Ever since that appointment, I keep thinking about how my relationship to my body has changed as my level of disability has increased.  I've gained some weight recently, although I'm not sure how much of that is due to a decrease in my ability to exercise, if it's a side effect of the various medications I'm on to deal with the pain, or if it's moreso related to my birth defect.  I've never actually been a thin person, and only flirted with being what the BMI considers to be a "normal" weight when I flirted with eating disordered behaviors in high school.  When I was a triathlete, I was still fat enough to be considered a candidate for gastric bypass.  I've never been a small person, and never will be.  I don't have the genetics or the physiology for it, and I'm usually ok with it.

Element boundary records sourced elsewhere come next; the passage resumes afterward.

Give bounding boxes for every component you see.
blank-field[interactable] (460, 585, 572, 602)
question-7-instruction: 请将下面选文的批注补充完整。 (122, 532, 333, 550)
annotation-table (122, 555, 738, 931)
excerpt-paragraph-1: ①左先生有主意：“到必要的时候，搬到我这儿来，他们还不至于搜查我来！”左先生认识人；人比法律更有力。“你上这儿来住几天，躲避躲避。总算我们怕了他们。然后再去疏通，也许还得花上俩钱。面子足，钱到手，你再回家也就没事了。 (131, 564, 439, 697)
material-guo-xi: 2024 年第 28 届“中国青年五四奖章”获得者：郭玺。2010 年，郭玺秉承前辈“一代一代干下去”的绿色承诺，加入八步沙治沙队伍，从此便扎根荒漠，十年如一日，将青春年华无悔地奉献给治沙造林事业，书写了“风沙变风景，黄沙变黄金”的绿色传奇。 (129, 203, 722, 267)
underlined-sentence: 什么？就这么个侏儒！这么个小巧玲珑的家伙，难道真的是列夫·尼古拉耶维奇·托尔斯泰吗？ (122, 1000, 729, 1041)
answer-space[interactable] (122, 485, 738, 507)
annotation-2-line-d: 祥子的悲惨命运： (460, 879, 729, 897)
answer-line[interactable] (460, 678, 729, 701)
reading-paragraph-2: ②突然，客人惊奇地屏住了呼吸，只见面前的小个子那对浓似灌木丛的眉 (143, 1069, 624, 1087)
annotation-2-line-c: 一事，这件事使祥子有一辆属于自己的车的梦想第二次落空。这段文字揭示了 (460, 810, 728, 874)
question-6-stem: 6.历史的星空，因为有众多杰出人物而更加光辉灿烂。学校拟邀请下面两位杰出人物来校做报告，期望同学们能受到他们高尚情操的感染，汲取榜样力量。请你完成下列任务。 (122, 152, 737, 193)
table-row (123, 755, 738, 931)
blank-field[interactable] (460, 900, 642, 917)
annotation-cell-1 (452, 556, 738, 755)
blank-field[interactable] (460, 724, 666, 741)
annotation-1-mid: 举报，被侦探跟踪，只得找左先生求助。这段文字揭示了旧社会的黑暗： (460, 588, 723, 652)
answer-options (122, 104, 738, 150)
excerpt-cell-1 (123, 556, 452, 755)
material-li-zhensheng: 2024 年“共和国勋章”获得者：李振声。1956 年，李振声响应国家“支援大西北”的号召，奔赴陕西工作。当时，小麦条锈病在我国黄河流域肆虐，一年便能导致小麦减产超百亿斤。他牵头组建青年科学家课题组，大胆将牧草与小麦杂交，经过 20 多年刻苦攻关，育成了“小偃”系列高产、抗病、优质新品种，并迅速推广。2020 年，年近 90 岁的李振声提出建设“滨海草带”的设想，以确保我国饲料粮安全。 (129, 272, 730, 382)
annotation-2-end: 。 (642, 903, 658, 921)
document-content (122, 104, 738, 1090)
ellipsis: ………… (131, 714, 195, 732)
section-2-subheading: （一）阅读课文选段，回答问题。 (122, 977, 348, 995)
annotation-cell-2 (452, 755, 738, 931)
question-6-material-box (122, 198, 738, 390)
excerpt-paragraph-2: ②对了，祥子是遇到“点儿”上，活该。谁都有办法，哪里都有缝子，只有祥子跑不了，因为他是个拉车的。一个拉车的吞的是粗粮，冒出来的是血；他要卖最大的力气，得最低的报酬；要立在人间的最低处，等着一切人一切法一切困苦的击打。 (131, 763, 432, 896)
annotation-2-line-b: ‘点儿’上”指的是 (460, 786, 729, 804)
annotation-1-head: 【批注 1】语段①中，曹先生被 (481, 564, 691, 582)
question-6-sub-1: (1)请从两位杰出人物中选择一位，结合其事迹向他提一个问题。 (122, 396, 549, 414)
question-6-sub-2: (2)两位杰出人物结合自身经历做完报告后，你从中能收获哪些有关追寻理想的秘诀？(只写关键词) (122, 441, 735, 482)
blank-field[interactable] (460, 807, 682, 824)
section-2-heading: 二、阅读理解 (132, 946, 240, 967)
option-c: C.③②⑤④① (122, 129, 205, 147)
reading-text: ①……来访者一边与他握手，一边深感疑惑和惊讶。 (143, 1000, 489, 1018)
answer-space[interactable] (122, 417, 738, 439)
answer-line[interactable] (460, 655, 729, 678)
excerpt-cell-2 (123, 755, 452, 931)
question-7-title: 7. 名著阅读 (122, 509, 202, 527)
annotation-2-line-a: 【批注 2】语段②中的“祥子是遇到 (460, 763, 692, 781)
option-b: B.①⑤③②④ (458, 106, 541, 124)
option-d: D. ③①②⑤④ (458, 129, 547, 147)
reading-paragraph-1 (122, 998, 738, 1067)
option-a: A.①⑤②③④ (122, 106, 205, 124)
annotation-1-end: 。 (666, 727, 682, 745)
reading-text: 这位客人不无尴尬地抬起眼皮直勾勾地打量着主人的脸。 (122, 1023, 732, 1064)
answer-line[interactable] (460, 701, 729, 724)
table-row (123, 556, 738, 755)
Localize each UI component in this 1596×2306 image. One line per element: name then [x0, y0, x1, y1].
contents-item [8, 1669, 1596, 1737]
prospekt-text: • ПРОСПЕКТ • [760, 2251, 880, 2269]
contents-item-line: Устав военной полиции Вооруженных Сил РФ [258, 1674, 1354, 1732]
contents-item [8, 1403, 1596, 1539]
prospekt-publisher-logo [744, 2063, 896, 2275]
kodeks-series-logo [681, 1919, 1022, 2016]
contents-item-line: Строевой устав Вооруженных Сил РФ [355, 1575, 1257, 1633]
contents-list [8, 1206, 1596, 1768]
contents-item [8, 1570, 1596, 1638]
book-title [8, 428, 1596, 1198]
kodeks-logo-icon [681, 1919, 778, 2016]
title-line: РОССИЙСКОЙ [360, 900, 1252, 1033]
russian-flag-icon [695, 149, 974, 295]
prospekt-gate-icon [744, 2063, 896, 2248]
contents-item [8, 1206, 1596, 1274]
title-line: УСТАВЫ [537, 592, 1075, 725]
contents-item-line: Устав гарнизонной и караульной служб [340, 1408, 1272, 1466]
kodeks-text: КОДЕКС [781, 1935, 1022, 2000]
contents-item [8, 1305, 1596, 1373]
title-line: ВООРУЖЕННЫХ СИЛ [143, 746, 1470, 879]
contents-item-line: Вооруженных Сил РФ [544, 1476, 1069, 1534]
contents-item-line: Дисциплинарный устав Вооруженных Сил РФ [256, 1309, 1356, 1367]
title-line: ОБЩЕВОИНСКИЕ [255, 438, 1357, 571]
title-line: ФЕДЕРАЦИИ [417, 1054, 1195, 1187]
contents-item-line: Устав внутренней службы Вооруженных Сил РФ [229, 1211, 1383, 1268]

I admit, I'm struggling with my weight.  By that, I mean that I'm struggling with the meaning of my weight.  This is where it's murky and tied to issues of internalized ableism and internalized sizeism, and it's hard to admit as someone who studies both fat and dis/ability in physical activity & sport.  Gaining weight, for most adult people, is considered to be a moral failing.  I had a neurologist, while otherwise awesome (particularly awesome because he treated my education level as a perk not a hassle), start talking to me about calories in/calories out and how weight can contribute to spine pain (correlation =/= causation, as I'm pretty sure I'm in pain because MY SPINE IS BROKEN).  I'm struggling with how people look at my body in motion, how my legs rub when I limp, or how my wide hips fill up my wheelchair when I roll.  In an ideal world (or maybe just my ideal mental world), I would just be another body, getting around however my body-at-that-time gets around.

Ideally, that's how it would work.  That's how I became a fat athlete.  I was just another body in a sea of bodies.  I wasn't the culmination of several markers of Otherness.  I was just a person, doing person-things.  I hope to one day find that happy point where I'm just another body, an albeit fat crippled body, moving around as just another body. 

It's hard when everything is bound up with pain though.  Pain is raw.  Pain is all-encompassing.  Pain is distress.  Pain makes a person take notice to the exemption of whatever else is going on.  Pain makes my thoughts derail, and makes for some long & rambling blog posts.

P/so/as the massage didn't make a difference in my pain, I think it brought to light a discomfort I've been having in my body that was intangible.  There will be more experiences that I'll have that will show me my body in different ways (and you all will get a chance to see the results soon, with photographic evidence).